Hellier emphasises there are no hard feelings but she has moved on.
"I haven't seen Val throw at all this year. I have no idea what she is doing and have completely separated myself from that part of her life," she admits.
"The times that Val and I do get together, we don't discuss it. Obviously I wish her nothing but the best but it is no longer an interest of mine - I have moved on."
Meanwhile, in Delhi, Adams' new coach Didier Poppe says that, regardless of the energy and toil the pair put into their partnership, she will likely never be a world record holder.
That's despite consistently throwing better than any woman in the world, arch-rival Nadzeya Ostapchuk included, over the last three years with a 21.07m personal best. The world record belongs to Natalya Lisovskaya from the then Soviet Union who threw 22.63m at Moscow in June 1987 and who has the four biggest throws of all time.
"I dream every night that she might break that," Poppe laughs. "But it seems unrealistic given the 'special conditions' which that performance would have been set under.
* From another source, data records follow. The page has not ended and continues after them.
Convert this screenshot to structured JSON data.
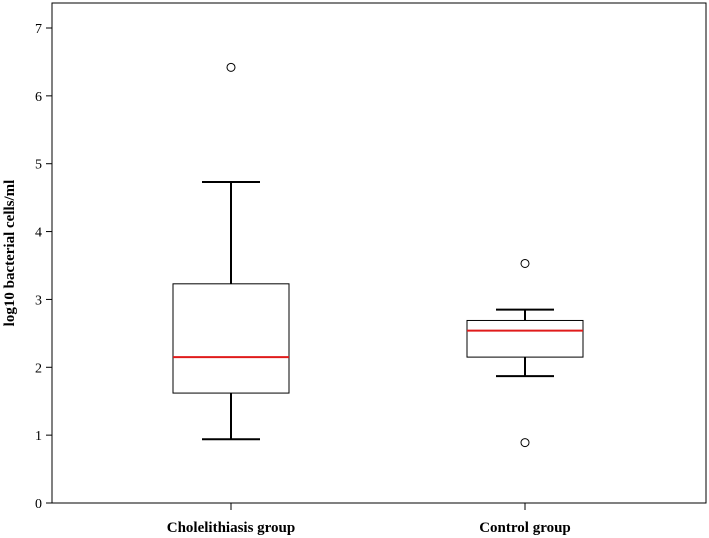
{
  "chart_data": {
    "type": "boxplot",
    "title": "",
    "xlabel": "",
    "ylabel": "log10 bacterial cells/ml",
    "ylim": [
      0,
      7
    ],
    "yticks": [
      "0",
      "1",
      "2",
      "3",
      "4",
      "5",
      "6",
      "7"
    ],
    "grid": false,
    "median_color": "#e01b1b",
    "box_color": "#000000",
    "groups": [
      {
        "name": "Cholelithiasis group",
        "whisker_low": 0.94,
        "q1": 1.62,
        "median": 2.15,
        "q3": 3.23,
        "whisker_high": 4.73,
        "outliers": [
          6.42
        ]
      },
      {
        "name": "Control group",
        "whisker_low": 1.87,
        "q1": 2.15,
        "median": 2.54,
        "q3": 2.69,
        "whisker_high": 2.85,
        "outliers": [
          3.53,
          0.89
        ]
      }
    ]
  }
}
"To get that performance, it would be like climbing Everest. It would be like achieving something nobody else has done before. At the moment we are still at base camp one.
"If you have been doing something 10 years you can't expect to change it in 10 weeks. They knew we could not be at our best during that transition period."
Poppe also spoke of the difficulties encountered after Adams' split from Hellier and husband Bertrand Vili. Those difficulties were compounded by seven straight losses to Ostapchuk as Adams refined the technique she decided to re-build after winning last year's world championship. She eventually beat the Belarussian with a 20.86m personal best throw this year, set last month in Croatia.
Adams lined up in the Commonwealth Games shot put with little to no competition. Cleopatra Borel-Brown of Trinidad and Tobago had the next best throw this year with 19.30m. After her was Jamaica's Zara Northover with 17.04m.
Poppe says life has not been easy for the pair: "From my perspective there has been a lot of trouble for Valerie and it has been difficult to get her mind around the disturbances she's had. Sometimes there have been arguments when she was nervous and angry but in the end it was a good opportunity to establish a better relationship.
"I am not in charge of Valerie, we are working together. It is a partnership," says Poppe, adding he has focused on building trust.
"You know who you are working with when you are in trouble. You need to know if you can really rely on people and I hope that is what Valerie feels has happened with me."